We are happy to announce the winners of the 2005 Early English Books Online/ EEBO-TCP Undergraduate Essay Competition. The papers submitted all offered impressive evidence of the exciting uses students can find for primary texts, and in many cases they also illustrate the noteworthy contributions that undergraduates can make to the field of early modern studies.

We are very glad to have had a role in the work these winners have accomplished, and we are very proud of the scholarship these students have exhibited in their use of texts from EEBO. We would also like to invite you to learn more about their work by sharing the papers that the students provided.

To view these papers, please click on the paper titles listed below.

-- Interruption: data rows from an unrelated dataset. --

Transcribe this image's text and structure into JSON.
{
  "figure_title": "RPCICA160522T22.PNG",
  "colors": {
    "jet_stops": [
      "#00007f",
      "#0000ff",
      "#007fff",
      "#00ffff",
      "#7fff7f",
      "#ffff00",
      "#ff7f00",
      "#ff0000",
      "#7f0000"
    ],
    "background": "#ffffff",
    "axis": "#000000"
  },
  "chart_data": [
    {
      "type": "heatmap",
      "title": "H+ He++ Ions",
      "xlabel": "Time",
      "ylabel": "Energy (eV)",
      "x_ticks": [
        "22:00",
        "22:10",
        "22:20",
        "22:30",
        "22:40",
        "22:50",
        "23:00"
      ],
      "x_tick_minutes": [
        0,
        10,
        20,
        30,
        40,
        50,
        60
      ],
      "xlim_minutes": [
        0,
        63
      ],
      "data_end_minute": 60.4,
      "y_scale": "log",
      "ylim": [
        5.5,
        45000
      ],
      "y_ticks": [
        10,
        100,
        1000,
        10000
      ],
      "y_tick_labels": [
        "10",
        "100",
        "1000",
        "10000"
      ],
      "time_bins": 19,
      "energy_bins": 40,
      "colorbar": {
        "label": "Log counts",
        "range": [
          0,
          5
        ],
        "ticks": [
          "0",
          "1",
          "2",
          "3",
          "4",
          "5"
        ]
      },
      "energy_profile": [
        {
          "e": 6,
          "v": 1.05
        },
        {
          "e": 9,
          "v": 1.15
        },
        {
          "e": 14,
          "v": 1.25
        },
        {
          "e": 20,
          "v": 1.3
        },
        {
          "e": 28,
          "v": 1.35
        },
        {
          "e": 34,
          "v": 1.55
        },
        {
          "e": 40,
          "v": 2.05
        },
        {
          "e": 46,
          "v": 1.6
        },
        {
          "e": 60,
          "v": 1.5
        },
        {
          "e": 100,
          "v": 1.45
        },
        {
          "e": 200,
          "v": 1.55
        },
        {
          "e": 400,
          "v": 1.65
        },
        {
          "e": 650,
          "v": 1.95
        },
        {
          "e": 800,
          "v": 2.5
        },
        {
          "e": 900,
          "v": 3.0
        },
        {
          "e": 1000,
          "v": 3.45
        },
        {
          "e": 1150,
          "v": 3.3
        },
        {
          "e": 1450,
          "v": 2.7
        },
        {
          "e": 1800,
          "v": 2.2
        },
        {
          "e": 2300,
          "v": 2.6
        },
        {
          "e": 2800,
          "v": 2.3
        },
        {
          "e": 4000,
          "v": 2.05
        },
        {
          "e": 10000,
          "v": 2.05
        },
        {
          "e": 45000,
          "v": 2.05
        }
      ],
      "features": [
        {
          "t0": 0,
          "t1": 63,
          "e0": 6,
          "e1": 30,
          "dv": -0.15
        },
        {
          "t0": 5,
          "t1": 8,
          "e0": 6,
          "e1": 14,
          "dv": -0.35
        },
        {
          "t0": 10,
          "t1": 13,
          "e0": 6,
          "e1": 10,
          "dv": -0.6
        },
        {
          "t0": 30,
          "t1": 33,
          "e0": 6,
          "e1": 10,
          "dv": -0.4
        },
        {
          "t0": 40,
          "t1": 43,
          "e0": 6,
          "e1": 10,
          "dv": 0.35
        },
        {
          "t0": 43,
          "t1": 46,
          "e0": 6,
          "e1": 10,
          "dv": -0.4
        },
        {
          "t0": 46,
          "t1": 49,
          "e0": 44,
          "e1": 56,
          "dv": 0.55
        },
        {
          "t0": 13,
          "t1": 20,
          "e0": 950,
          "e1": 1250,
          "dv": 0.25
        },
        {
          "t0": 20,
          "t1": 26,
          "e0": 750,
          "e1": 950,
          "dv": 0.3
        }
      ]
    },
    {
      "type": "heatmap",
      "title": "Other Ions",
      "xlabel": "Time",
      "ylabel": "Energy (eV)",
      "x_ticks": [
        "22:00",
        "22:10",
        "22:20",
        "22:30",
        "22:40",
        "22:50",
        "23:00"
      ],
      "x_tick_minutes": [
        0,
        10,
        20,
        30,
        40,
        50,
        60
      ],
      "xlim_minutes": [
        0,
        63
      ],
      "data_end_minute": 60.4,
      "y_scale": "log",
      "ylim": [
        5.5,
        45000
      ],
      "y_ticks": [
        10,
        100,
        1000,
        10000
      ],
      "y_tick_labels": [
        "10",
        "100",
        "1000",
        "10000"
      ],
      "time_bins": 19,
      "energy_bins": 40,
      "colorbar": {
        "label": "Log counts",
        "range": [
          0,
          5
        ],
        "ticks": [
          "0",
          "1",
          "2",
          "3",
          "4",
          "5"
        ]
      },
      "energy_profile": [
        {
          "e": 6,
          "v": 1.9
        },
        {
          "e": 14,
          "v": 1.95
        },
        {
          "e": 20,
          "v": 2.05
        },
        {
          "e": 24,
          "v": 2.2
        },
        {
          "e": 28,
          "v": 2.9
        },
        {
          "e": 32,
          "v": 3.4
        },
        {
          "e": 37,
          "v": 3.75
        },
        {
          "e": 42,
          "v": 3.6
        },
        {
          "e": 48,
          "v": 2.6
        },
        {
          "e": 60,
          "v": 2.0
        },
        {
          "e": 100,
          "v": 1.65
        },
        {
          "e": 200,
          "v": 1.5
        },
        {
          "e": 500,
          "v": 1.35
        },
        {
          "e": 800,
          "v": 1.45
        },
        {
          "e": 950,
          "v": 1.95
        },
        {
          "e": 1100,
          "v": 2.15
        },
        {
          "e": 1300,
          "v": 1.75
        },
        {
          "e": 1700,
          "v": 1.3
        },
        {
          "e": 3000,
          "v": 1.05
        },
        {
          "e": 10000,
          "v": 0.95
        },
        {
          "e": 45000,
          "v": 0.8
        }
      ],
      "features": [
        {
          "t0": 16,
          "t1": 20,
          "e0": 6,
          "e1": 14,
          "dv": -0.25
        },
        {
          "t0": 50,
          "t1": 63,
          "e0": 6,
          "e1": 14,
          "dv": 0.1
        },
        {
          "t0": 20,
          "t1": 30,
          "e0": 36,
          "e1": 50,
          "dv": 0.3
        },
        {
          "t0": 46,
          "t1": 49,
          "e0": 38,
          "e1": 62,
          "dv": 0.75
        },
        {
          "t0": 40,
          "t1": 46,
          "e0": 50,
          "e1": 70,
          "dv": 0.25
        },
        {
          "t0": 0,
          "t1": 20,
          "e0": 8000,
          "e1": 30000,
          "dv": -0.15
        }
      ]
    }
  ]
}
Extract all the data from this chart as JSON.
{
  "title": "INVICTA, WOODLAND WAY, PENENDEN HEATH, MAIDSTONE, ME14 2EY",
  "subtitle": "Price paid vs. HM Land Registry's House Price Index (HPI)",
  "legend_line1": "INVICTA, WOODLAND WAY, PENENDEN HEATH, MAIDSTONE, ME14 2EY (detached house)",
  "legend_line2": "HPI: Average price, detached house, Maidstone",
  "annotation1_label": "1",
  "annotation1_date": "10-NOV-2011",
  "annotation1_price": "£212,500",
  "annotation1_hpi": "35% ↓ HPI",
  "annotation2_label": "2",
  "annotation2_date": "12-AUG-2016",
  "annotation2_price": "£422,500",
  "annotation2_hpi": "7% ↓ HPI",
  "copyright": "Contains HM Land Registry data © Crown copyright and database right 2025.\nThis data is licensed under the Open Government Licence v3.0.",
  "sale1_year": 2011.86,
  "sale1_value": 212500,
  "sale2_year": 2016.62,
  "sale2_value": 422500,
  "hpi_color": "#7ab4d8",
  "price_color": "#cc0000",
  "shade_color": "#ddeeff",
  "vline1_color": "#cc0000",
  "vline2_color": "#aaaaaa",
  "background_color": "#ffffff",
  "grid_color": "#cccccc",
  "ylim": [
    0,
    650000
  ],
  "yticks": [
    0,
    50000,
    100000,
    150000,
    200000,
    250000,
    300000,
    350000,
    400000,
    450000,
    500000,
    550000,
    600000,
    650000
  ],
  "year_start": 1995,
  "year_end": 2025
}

Grand Prize: Courtney Peacock – Brigham Young University “A New Israel: The Tetragrammaton and English Protestantism

First Prize: Stefania Crowther – University of Warwick Never Was King So Like to God Before:” Stella Meridiana and the Restoration Panegyric

Second Prize: Michael Sechler – University of Pittsburgh Old Words, New Pages: Milton, Bracton, and the “Century of Revolution"

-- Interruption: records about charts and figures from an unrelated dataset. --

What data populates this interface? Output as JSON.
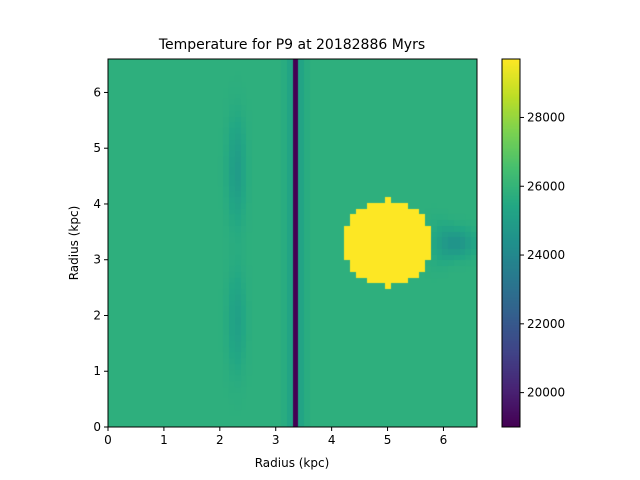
{
  "chart_data": {
    "type": "heatmap",
    "title": "Temperature for P9 at 20182886 Myrs",
    "xlabel": "Radius (kpc)",
    "ylabel": "Radius (kpc)",
    "xlim": [
      0,
      6.6
    ],
    "ylim": [
      0,
      6.6
    ],
    "xticks": [
      0,
      1,
      2,
      3,
      4,
      5,
      6
    ],
    "yticks": [
      0,
      1,
      2,
      3,
      4,
      5,
      6
    ],
    "colorbar": {
      "min": 19000,
      "max": 29700,
      "ticks": [
        20000,
        22000,
        24000,
        26000,
        28000
      ],
      "colormap": "viridis"
    },
    "field": {
      "background_value": 25800,
      "vertical_band": {
        "x_center": 3.33,
        "half_width": 0.07,
        "value": 19000
      },
      "band_shoulder": {
        "x_from": 3.1,
        "x_to": 3.6,
        "value": 24900
      },
      "hot_clump": {
        "x_center": 5.0,
        "y_center": 3.3,
        "radius": 0.78,
        "value": 29700
      },
      "cool_wake": {
        "x_center": 6.2,
        "y_center": 3.3,
        "value": 24500
      },
      "faint_streaks": [
        {
          "x_center": 2.3,
          "y_center": 4.6,
          "value": 24900
        },
        {
          "x_center": 2.3,
          "y_center": 1.9,
          "value": 25100
        }
      ]
    }
  },
  "colors": {
    "axis": "#000000",
    "background": "#ffffff"
  }
}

Honorable Mention: Edward Esborn – Johns Hopkins University Apprenticeship and Popular Literature in Seventeenth Century London

Honorable Mention: Emma Easy – University of Warwick Mass Politics and Tory Anxieties: Thomas Durfey’s The Royalist

Scholars from a variety of fields ranked the entries and distributed awards for the contest including Ian Archer (Professor of History, University of Oxford), Katrien Daemen-de Gelder (Professor of English, University of Ghent), Arthur Kinney (Professor of English, University of Massachusetts), Hillary Nunn (Professor of English, University of Akron), and Newton Key (Professor of History, Eastern Illinois University).